Sunday, October 07, 2012

Defoe, Gay, and Snoop Dogg

Having read a internet news story about how Snoop Dogg has endorsed Obama, Estase will, as usual, relate it back to the eighteenth century.  John Gay's The Beggar's Opera is the origin of what may be called hip hop Whiggery, along with that remarkable Daniel Defoe novel Moll Flanders.  These two works are a celebration of criminality, where the thieving Moll Flanders (we never learn her actual name) describes her life of thievery.  The Beggar's Opera celebrates a whole society on the take, from the simply corrupt lawyer to the king of the thieves, Bob Bluff (Walpole).  Are these works designed to turn morality inside out?  Or is the point simply that people who cannot profit in legitimate ways will find other ways to profit?  Estase tends to believe the second explanation, particularly in the case of his fave Daniel Defoe, champion of the tradesman.  Unlike Jonathan Swift, who held shopkeepers and tradesmen in low esteem, Defoe exalted this new commercial middle class.  So when Defoe explored the criminal underbelly of Britain, it was perhaps with an eye towards what might happen when the legitimate commerce of a nation becomes impossible.

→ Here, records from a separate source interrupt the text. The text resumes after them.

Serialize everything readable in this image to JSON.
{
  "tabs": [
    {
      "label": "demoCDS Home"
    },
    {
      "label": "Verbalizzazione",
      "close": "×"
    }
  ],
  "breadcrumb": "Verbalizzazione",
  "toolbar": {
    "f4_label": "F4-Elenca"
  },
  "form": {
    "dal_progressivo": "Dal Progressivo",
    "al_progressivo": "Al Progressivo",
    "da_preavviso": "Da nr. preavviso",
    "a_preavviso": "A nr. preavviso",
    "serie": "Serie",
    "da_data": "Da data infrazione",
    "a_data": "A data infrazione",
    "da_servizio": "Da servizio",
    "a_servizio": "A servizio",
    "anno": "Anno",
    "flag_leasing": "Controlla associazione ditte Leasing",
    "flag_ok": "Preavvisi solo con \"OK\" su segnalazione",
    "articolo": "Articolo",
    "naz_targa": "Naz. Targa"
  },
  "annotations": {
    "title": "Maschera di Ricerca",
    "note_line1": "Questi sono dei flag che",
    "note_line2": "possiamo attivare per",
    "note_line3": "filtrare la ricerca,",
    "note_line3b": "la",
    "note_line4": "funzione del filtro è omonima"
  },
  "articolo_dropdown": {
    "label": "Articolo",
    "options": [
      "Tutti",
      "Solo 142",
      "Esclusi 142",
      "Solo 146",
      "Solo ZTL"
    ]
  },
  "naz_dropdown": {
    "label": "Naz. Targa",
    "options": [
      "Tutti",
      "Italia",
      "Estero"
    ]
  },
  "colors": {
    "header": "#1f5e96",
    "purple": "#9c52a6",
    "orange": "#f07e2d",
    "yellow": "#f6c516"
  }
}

On a totally unrelated note, Americans United for the Separation of Church and State has sent out a threatening note discouraging churches from participation in the 2012 election, which would have absolutely nothing to do with the current president's obsession with gay marriage and abortion.  The letter promises that any church that involves itself with politics will lose non-profit status with the IRS.